Afin de prévenir au mieux les séquelles sur le long terme, les auteurs proposent que les patients à risque élevé soient évalués au plus tôt et orientés vers les soins de suivi nécessaires pour favoriser leur rétablissement et leur adaptation. Par exemple, grâce à des marqueurs comme une baisse des plaquettes, retrouvée chez les patients avec des manifestations neurologiques sévères. Cependant, à ce jour, les auteurs précisent qu’il existe peu de programmes systématiques et multidisciplinaires de suivi après les soins intensifs pédiatriques.

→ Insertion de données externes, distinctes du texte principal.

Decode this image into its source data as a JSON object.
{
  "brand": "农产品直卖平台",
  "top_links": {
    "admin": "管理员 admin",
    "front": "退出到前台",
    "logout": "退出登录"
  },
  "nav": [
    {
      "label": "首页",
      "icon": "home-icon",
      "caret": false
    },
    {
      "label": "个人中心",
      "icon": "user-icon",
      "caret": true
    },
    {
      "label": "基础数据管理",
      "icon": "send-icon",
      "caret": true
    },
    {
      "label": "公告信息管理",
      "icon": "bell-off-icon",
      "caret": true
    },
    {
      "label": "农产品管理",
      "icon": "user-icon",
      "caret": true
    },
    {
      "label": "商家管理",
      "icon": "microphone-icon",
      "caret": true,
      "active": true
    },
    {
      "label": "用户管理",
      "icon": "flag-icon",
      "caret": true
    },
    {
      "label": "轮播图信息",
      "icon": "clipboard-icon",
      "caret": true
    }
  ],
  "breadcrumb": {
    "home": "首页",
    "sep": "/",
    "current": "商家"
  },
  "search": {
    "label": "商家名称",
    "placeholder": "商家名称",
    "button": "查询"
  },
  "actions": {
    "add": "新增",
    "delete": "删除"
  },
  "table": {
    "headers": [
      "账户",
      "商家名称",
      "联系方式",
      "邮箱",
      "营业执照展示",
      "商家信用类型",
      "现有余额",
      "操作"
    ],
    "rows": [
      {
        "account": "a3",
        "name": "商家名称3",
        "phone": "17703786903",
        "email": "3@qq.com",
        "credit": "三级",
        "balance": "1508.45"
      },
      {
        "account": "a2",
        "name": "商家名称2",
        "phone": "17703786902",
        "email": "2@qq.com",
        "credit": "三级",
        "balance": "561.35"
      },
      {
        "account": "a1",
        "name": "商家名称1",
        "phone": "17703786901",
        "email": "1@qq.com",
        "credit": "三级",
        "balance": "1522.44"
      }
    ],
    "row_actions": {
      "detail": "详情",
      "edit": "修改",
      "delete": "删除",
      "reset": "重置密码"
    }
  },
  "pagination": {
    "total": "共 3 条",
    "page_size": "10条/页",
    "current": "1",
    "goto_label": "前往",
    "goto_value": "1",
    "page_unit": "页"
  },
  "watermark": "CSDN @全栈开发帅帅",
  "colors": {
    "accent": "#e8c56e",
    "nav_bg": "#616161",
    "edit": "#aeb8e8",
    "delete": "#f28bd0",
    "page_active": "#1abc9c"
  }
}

« Chez les adultes, le challenge en médecine intensive/réanimation devant un patient Covid avec des manifestations neurologiques graves, c’est une évaluation multimodale afin de leur faire bénéficier des prises en charge spécifiques qui existent », explique le Pr Romain Sonneville. Mais chez l’enfant, « devant ces pathologies nouvelles, il n’y a pas de prise en charge protocolisée, tant sur le plan thérapeutique immédiat que sur celui de la surveillance et du suivi à long terme », détaille le Pr Naïm Ouldali. « Ces tableaux restant rares, les expériences individuelles ou de collègues ne suffisaient pas et cette étude, avec son volume important de patients, a donc tout son sens. Elle nous alerte sur la surveillance et le suivi rapproché de ces patients avec des formes neurologiques marquées et peut nous sensibiliser sur cet aspect et corriger un sous-diagnostic éventuel », analyse-t-il.

Ainsi, les recherches futures sur des cohortes de patients présentant un risque élevé de séquelles après la sortie pourraient démontrer la valeur de ces programmes. « Il est dur de savoir s’il y a des conséquences sur les aspects neuro-développementaux, mais il est sûr que quand un enfant est touché, sa prise en charge est un point majeur pour améliorer son pronostic. Est-ce que dans cette situation cela change significativement le pronostic de l’enfant ? Nous ne le savons pas encore, c’est pour cela qu’il faut des études », conclut le Pr Ouldali.